Cattle microbiology testing

  • Early and accurate identification of pathogenic and parasitic microorganisms involved in breeding environment and livestock. For example, mastitis testing brings great benefits in controlling the disease at farm level.
  • RT-PCR based test for Staphylococcus aureusStreptococcus agalactia, Streptococcus dysgalactiaStreptococcus uberisand Mycoplasma bovis.
  • Milk culture for identification of microbes, probably offering advice on the use of antibiotic.

Poultry microbiology testing

  • Breeding and flock management
  • Real-time PCR experiments for rapid screening of Salmonella and serovar identification from feces, boot swabs, dust, poultry feed and feed ingredients.
  • Other targets such as avian influenza and Newcastle disease are also assayed.

Egg & poultry meat production

  • RT-PCR assays for genetically modified organisms and meat species identification
  • RT-PCR assays for screening of pathogens and quality indicators (such as Salmonella, Campylobacter, Listeria, and coli) from poultry meat, egg, and other environmental samples.
  1. Alimentary tract microbiome analysis

The alimentary tract of a ruminant is colonized by millions of microorganisms that lives in a symbiotic relationship with the host. Therefore, knowledge of the microbial composition of the gut can provide insights into improving animal health and productivity. High-throughput sequencing (such as 16S/18S/ITS amplicon sequencing) is a powerful technology to explore the gut microbial composition of ruminants, microbial functions, microbe-host interactions, and environment/disease factors that affects microbial activities. By comparing the microbial composition of alimentary tract between healthy and diseased animals, microbial probiotics can probably be discovered and developed. Microbial probiotics represent living microorganisms that have beneficial effect after consumption.

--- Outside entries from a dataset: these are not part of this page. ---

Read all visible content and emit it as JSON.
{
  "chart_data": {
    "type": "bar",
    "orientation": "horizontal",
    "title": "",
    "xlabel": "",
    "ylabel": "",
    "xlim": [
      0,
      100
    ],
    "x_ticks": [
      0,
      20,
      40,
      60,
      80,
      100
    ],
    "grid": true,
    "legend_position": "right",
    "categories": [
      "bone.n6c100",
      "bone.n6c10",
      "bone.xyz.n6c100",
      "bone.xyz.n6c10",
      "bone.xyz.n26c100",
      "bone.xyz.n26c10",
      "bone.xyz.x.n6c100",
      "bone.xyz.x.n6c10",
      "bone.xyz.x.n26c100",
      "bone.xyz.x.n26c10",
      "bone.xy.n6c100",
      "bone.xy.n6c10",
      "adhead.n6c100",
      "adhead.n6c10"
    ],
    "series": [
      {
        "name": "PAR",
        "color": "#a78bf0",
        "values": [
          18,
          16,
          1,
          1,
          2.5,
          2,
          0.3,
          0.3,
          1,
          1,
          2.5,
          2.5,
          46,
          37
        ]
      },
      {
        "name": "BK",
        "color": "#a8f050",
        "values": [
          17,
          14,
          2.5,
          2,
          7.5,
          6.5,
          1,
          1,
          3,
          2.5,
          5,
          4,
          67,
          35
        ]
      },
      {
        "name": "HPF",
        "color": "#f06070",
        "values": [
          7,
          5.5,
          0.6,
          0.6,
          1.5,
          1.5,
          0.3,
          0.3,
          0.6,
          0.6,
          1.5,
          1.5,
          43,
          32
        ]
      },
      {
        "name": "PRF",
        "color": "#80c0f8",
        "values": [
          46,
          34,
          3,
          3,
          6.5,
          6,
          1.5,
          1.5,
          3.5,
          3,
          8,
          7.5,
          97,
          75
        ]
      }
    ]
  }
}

  1. Functional microbial genomics

Functional microbial genomics is performed to elucidate microbiome functions that effects host performance, differentiate beneficial, neutral, and detrimental microorganisms, and experimentally manipulate the taxonomic makeup of microbiomes to improve animal health and productivity. The principal approaches to investigating microbiome function include correlation analyses, single-cell sequencing, whole-community metagenomics and metatranscriptomics, experimental manipulation, synthetic microbiomes, and microbiome engineering by artificial selection.